Xion parpadeó casi como si estuviera atrapado en algún hechizo. Una vez. Dos veces.
Era como si las palabras de Darius fueran sonidos extranjeros que necesitaban traducción.
¿¿Amante?? ¿Quién? ¿Quién era el que cortejaba y a quién exactamente?
Sus mejillas se encendieron en un rojo feroz que se extendió hasta la punta de sus orejas.
La confesión le golpeó directamente en el pecho, fuera de ritmo y sin defensas, como un músico tocando la nota equivocada en una sinfonía. Era demasiado fuerte para ignorarla.
—Y-yo… ¡¿qué?! —balbuceó.
Darius no se rió, aunque las comisuras de su boca se movieron en silenciosa diversión. Muy suavemente tomó los dedos de Xion entre los suyos.

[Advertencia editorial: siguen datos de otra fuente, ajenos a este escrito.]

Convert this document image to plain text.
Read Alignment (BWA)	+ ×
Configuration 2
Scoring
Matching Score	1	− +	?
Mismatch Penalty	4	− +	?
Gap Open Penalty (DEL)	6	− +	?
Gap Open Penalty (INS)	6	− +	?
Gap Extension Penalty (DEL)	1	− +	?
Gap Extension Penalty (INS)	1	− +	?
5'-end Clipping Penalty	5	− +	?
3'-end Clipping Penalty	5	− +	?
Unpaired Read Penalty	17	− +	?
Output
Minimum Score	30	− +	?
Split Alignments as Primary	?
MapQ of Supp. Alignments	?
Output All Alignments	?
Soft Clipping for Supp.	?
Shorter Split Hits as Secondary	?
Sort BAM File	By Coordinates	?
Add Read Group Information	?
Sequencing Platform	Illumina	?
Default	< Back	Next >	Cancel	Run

El vendaje se había torcido por la violencia con la que Xion estaba maltratando la pobre colcha.
Entonces se quedó quieto, solo mirando a Xion como un depredador paciente, dándole todo el tiempo del mundo para procesar.
No ayudó.
Xion tropezó con las palabras, casi tragándose la lengua mientras luchaba por encontrar algo —cualquier cosa— para responder.
—¡N-no puedes simplemente… decir cosas así! ¡De la nada!
El pobre gatito tenía el pelo erizado, sus ojos llorosos abiertos de par en par con total confusión y timidez mientras se encogía sobre sí mismo. Retiró su mano de un tirón y se envolvió con sus propios brazos como si eso pudiera protegerlo de alguna manera.
Qué adorable. Estaba haciendo que la mandíbula de Darius se tensara.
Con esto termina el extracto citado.